I love fishing the East River in the pre-runoff season because you can hit days where the water is just starting to come up (i.e. greenish murky) but is easy to wade, and the fish are stuffing themselves with any and everything being washed down the river by the slightly increased flows.

If you are just beginning your love affair with this sport and are in need of some encouragement here is my best suggestion: Buy some flies with a tungsten bead (AB hare's Ear, AB Pheasant Tail, AB Prince Nymph) and fish them below an indicator in slightly off-colored water. It's the best time to catch fish when they aren't too spooky, are feeding like crazy, and lots of nymphs that the hare's ear/pheasant tail genre are in the water. The strikes will be solid!

Having said all that, that is pretty much how our few hours went. Numerous fish, slamming a single Hare's Ear set about 3 feet below an indicator.

If it's not pre-runoff season, just look for summer days when there has been a light rainstorm recently and you may get a taste of what it's like!


On the River: Cheeseman Canyon, South Platte River, Decker, CO

May 9, 2010

Well sir, I'm back in the saddle again ... After a ton of packing, uprooting our lives, and then replanting in Colorado Springs (not to mention squeezing in a fair amount of fishing in the mix), Michelle and I (and Allen Brothers) are officially residing in Colorado Springs, CO.

Oddly, this post is from when we were still living in Gunnison, and made a trip out to Cheeseman Canyon in the spring to escape the "frequent snow storms" in Gunnison (yeah ... we had weekly snow storms until the end of May, it pretty much stunk!).

It was a beautiful day on the river. The wind was pretty brutal, but what else can you expect in the spring? Really, it was the only draw-back to the day, because it forced us to fish a heavier weighted system than I wanted to (yeah ... it was windy enough that you couldn't mend without sending your whole rig flying into the air!)

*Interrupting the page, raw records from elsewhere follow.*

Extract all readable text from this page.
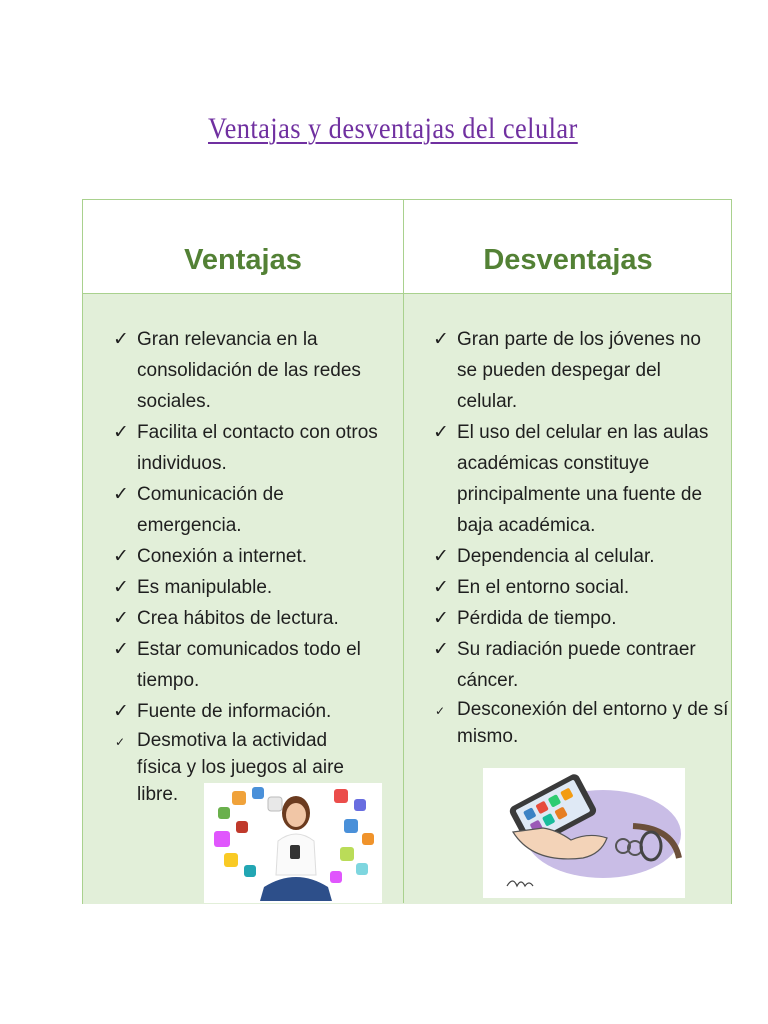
Ventajas y desventajas del celular
Ventajas	Desventajas
✓ Gran relevancia en la consolidación de las redes sociales.
✓ Facilita el contacto con otros individuos.
✓ Comunicación de emergencia.
✓ Conexión a internet.
✓ Es manipulable.
✓ Crea hábitos de lectura.
✓ Estar comunicados todo el tiempo.
✓ Fuente de información.
✓ Desmotiva la actividad física y los juegos al aire libre.
✓ Gran parte de los jóvenes no se pueden despegar del celular.
✓ El uso del celular en las aulas académicas constituye principalmente una fuente de baja académica.
✓ Dependencia al celular.
✓ En el entorno social.
✓ Pérdida de tiempo.
✓ Su radiación puede contraer cáncer.
✓ Desconexión del entorno y de sí mismo.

Fishing was the usual Cheeseman Canyon fare of Blacktail Baetis, Gammarus Scud, and Grey midges. Nothing really happening on the surface of the water. The flows were about the lowest I've ever seen them on that river, so it was quite fun from the perspective of sighting fish (when the water wasn't broken from the wind). I hooked into a few nice fish early on that weaved me through a few boulders, and one fish even took the "bat cave" and left me snagged deep in the bowels of the earth DIRECTLY UNDER a bus sized boulder!

The first "traditional run" we started fishing had a few tanks lined up and it wasn't too long before the right drift turned them. In all fairness (and I'm sure Colorado Angler can confirm), I think they were fish that had been recently stocked in the Wigwam section and had migrated up. They looked like a special strain of rainbow that only rich people normally get to fish to (plus, the silver coloration indicates they hadn't been eating the nutrient rich food source from Cheeseman Canyon for very long).

Regardless, Michelle and I were both happy to land one of them. In fact, as you can see in the picture below, Michelle was quite ecstatic! They had some serious power, and it's probably the biggest fish she's ever landed on that light of tippet (7x). Never underestimate the power of a 2 weight! (yes, for all you naysayers, she landed it in under 4 minutes)

A few other nice fish were hooked, some other large "tanks" were turned, but all in all we didn't land too many fish that day.

I'm really looking forward to making Cheeseman some of my home waters ... once we get all unpacked and I hit the river some more, that is.